A função desempenhada tanto pelo motoboy quanto por nossos ciclistas e ebikers (como chamamos os que dirigem as scooters elétricas), faz parte do cotidiano de nossa cidade e, sim, essas pessoas estão expostas aos riscos do trânsito, que mata mais do que muitas doenças e a principal causa não é a falta de cuidado ou imperícia. Já para retirar da análise comentários do tipo “ah, mas é motoboy, anda igual louco”, então todo motorista pega o acostamento em congestionamentos nas estradas?
Independente de tudo isso, entramos em um novo ano. Novo salário mínimo, mais uma rodada anual de inflação, tudo aumenta, energia elétrica, água, gás, preços dos produtos e assim vai. Convenções coletivas, reajustes salariais. Como dançar essa dança entre diversas variáveis? Pode parecer algo normal, o “mercado” deveria estar acostumado, todo ano se reajustam alguns preços. Na nossa ingenuidade nosso primeiro reajuste levou quase 2 anos para acontecer e, obviamente, houve reclamações. Porém, não foram superadas pelos diversos emails de “justo”, “o serviço vale” etc.

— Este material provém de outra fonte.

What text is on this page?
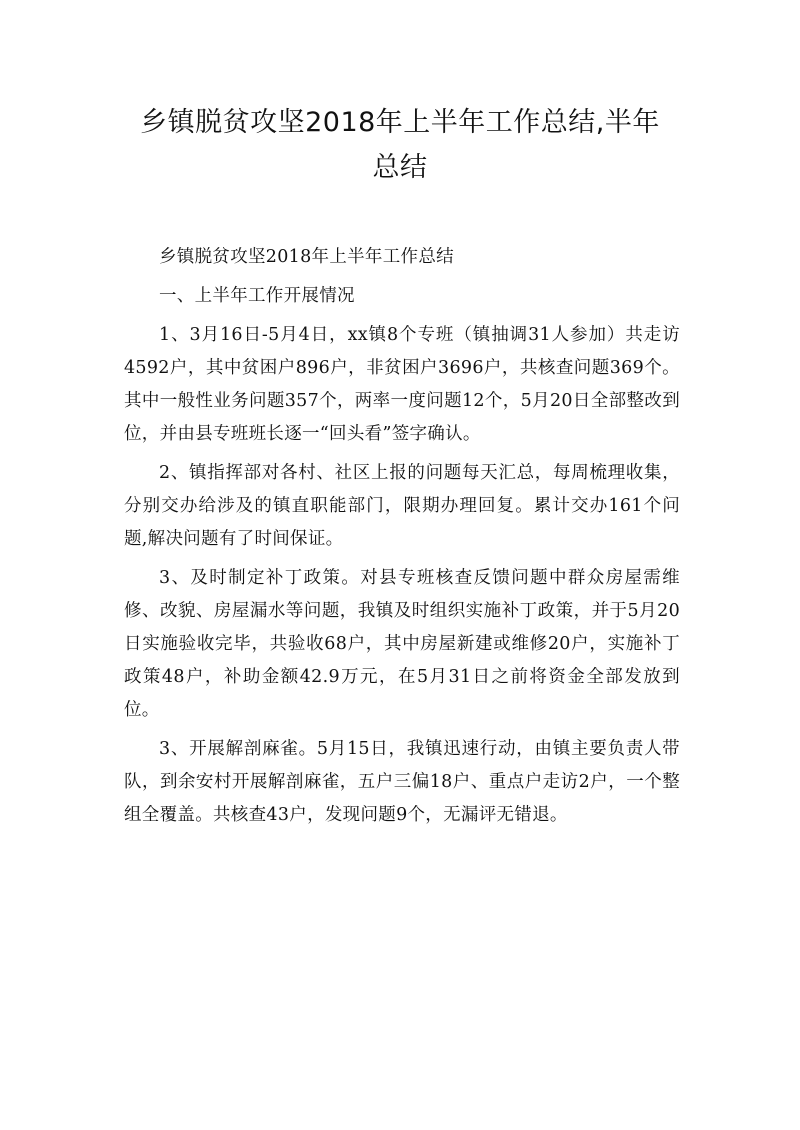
乡镇脱贫攻坚2018年上半年工作总结,半年总结

乡镇脱贫攻坚2018年上半年工作总结

一、上半年工作开展情况

1、3月16日-5月4日，xx镇8个专班（镇抽调31人参加）共走访4592户，其中贫困户896户，非贫困户3696户，共核查问题369个。其中一般性业务问题357个，两率一度问题12个，5月20日全部整改到位，并由县专班班长逐一“回头看”签字确认。

2、镇指挥部对各村、社区上报的问题每天汇总，每周梳理收集，分别交办给涉及的镇直职能部门，限期办理回复。累计交办161个问题,解决问题有了时间保证。

3、及时制定补丁政策。对县专班核查反馈问题中群众房屋需维修、改貌、房屋漏水等问题，我镇及时组织实施补丁政策，并于5月20日实施验收完毕，共验收68户，其中房屋新建或维修20户，实施补丁政策48户，补助金额42.9万元，在5月31日之前将资金全部发放到位。

3、开展解剖麻雀。5月15日，我镇迅速行动，由镇主要负责人带队，到余安村开展解剖麻雀，五户三偏18户、重点户走访2户，一个整组全覆盖。共核查43户，发现问题9个，无漏评无错退。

Essa foi uma época onde tínhamos em nossa carteira clientes menores e não empresas grandes e suas políticas e índices de reajustes que não chegam muito perto do que a categoria pede. De um lado, o governo nos obriga a seguir a categoria, de outro, o cliente quer seguir a política dele. Novamente, dancemos a dança.
Com o passar do tempo fomos não só reajustando, mas reposicionando o nosso preço. Conseguimos e desejamos mostrar que o cliente, ao contratar o serviço da Carbono Zero, está pagando pela eficiência e não só pela sustentabilidade. Essa última vem do berço.
Pois bem, uma nova fase e novamente vamos buscar um reajuste + reposicionamento. Valorizando o nosso serviço, mas principalmente as pessoas que suam para realizá-lo. Entendemos que também contribui para dar valor à função. Afinal, são poucos seres humanos que conseguem perceber valor em algo “barato”, a ideia de que o custar caro traz valor faz tempo que está errada.
Reajustes são invetáveis, faça da forma mais transparente, honesta e – por que não? – humana possível.